2. Mai 2017. Neulich war ein Bekannter im Schwuz tanzen. Als er sich irgendwann das T-Shirt auszog – in ähnlichen Clubs nicht unüblich –, motzte ihn ein Mitarbeiter der Security an, sich wieder anzuziehen, seine Halbnacktheit stelle eine Bedrohung dar. Kann der Anblick eines freien Oberkörpers bedrohen? Ein tanzender Körper in einem queeren Club in Berlin? Die Begründung: Männliche Nacktheit könne ein Trigger für Opfer sexueller Gewalt sein.

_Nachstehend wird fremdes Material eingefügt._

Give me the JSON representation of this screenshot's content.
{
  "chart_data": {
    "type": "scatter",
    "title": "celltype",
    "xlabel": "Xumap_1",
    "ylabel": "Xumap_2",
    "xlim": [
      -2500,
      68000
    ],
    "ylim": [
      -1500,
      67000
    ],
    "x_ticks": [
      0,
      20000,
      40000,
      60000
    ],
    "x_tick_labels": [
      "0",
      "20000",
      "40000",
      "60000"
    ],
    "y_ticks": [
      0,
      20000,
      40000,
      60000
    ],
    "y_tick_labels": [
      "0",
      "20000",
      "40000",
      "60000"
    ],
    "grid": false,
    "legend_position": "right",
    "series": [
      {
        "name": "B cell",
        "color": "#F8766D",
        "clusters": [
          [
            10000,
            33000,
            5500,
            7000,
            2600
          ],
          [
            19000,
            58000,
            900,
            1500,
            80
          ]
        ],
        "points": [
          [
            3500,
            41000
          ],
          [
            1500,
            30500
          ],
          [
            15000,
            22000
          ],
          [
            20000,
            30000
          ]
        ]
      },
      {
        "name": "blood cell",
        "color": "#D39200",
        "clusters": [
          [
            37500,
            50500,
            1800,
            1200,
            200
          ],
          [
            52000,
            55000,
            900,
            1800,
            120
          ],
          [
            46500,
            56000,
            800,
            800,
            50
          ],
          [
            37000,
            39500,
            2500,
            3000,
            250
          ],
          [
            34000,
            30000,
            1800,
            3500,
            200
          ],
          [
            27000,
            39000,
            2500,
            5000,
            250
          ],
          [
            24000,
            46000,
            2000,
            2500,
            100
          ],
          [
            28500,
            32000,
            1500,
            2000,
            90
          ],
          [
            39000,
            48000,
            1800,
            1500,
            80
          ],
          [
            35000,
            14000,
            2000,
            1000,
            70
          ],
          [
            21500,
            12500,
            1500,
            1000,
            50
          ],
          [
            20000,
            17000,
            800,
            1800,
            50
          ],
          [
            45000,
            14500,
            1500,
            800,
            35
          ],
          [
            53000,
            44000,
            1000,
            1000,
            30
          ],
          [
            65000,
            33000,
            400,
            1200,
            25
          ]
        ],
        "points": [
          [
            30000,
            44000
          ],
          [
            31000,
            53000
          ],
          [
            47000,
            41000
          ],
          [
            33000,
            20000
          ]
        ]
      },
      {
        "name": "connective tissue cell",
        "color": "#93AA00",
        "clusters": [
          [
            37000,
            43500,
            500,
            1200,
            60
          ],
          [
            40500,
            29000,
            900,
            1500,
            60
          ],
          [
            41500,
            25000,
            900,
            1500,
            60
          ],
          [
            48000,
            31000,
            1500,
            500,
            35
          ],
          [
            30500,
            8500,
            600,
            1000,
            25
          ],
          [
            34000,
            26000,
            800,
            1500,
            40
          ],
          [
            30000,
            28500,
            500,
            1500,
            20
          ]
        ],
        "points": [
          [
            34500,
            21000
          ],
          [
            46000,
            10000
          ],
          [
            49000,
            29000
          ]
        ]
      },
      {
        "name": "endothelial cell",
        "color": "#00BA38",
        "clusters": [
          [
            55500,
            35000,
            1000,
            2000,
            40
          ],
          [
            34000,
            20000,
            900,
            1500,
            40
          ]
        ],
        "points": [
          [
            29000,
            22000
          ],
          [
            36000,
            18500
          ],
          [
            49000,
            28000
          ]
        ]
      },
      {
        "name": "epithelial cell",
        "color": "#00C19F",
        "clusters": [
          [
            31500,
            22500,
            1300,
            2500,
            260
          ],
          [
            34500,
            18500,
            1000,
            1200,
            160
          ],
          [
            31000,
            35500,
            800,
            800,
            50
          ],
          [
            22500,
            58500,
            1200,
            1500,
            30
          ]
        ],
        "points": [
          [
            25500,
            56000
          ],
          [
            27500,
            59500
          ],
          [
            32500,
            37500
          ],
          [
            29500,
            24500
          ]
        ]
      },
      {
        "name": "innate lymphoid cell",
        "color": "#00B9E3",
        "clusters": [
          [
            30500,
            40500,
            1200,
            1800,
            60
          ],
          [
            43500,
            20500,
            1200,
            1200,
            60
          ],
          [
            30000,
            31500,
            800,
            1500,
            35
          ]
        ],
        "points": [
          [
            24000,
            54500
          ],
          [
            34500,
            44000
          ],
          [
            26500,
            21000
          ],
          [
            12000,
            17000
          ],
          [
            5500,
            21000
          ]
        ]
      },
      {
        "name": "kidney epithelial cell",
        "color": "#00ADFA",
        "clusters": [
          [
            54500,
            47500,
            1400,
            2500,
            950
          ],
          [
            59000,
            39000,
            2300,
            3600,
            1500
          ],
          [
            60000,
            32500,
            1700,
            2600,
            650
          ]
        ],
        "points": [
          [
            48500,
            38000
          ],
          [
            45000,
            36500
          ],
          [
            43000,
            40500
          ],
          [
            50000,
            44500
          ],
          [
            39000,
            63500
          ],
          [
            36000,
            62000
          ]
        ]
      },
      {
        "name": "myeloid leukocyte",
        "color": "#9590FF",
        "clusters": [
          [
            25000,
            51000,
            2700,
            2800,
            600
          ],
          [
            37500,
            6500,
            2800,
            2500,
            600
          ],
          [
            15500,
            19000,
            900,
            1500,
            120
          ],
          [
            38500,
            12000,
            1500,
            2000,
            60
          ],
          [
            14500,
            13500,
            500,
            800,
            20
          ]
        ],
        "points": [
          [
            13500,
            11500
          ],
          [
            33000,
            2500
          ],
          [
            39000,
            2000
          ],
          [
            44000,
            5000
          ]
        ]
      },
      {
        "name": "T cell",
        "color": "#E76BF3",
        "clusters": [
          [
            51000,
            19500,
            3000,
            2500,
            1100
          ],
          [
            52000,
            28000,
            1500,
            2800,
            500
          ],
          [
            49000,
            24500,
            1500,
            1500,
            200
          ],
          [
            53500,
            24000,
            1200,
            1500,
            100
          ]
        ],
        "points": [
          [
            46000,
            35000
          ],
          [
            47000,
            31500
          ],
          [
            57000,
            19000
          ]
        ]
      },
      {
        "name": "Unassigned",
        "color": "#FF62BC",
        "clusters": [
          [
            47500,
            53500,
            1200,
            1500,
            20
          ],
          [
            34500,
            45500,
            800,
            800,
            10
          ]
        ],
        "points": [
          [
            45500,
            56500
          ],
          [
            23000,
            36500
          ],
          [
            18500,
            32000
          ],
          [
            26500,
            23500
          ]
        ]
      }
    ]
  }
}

Political Correctness in excelsis

Die Anekdote könnte aus dem Band "Beißreflexe" stammen, in dem die Berliner Polittunte Patsy l’Amour la Love zahlreiche Beiträge zur "Kritik an queerem Aktivismus, autoritären Sehnsüchten, Sprechverboten" versammelt und der gerade die Diskussion der Community aufmischt. Etliches schießt dabei polemisch übers Ziel hinaus. Aber allein die Menge und Absurdität vieler Beispiele lässt einen den Kopf schütteln. Meine Lieblingsepisode: Das Orgateam einer Buchvorstellung zum Thema Trans lud die Sängerin Hedi Mohr erst ein, dann aber wieder aus für den Fall, dass sie ihren als rassistisch empfundenen Nachnamen nicht ablegen wolle. Sie wollte nicht.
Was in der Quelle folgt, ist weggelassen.